I discuss the importance of oxygen-scarce (hypoxic) wetlands in the maintenance of fish faunal structure and diversity in East Africa:
First, I explore the role of dissolved oxygen as a divergent selective factor contributing to interdemic variation in freshwater fishes. Given the widespread nature of hypoxia in aquatic systems, and increasing levels of hypoxia associated with anthropogenic perturbations, microevolution in response to hypoxic stress may be a frequent phenomenon in nature. Over the past few years, our studies of East African fishes have demonstrated interdemic variation in respiratory traits in a suite of fishes that occur across gradients of dissolved oxygen availability. For two focal species, we have also established that variation in gill size is adaptive but can negatively impact non-respiratory characters, creating a fitness trade-off between high- and low-oxygen environments that may contribute to the maintenance of local phenotypes.
Second, I apply our understanding of respiratory ecology to current conservation issues in the region—in particular, the importance of hypoxic wetlands as refugia and their potential effects on patterns of biodiversity loss and recovery in the Lake Victoria Region. The explosive speciation of haplochromine cichlid fishes in Lake Victoria is unrivaled among vertebrates; however, over 40% of the lake's endemic fishes disappeared between 1980 and 1986, which is associated with various anthropogenic perturbations, including the introduction of the predatory Nile perch. Our research has demonstrated the importance of physiological refugia in modulating the impact of introduced predators on indigenous fish communities, and highlighted the importance of wetland conservation.

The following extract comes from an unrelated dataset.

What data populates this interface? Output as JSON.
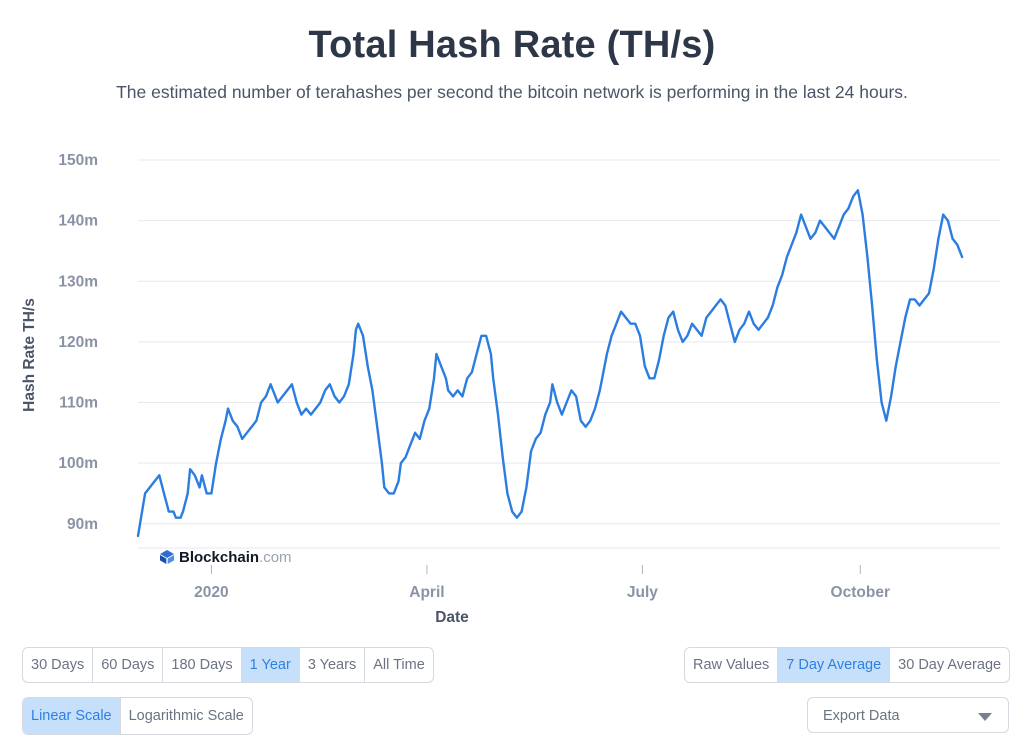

My research combines ecological and physiological approaches to understand the evolution of freshwater fishes and applies these approaches to current conservation issues in tropical fresh waters. Currently, my major thematic focus is the study of evolutionary and ecological consequences of respiratory strategies in fishes. I am particularly interested in the role of hypoxia (oxygen scarcity) as a factor influencing the dispersal, distribution, and abundance of fishes, and adaptations of fishes to extreme environments. I have used studies of ecophysiology, ecomorphology, population ecology, and community ecology to investigate this theme. My current work in this area emphasizes links between the physico-chemical environment and patterns of interdemic variation. I have carried out fieldwork in many areas of the world (Canada, Barbados, Costa Rica, East Africa) with a current focus on lakes, rivers, and in particular, wetlands of Uganda.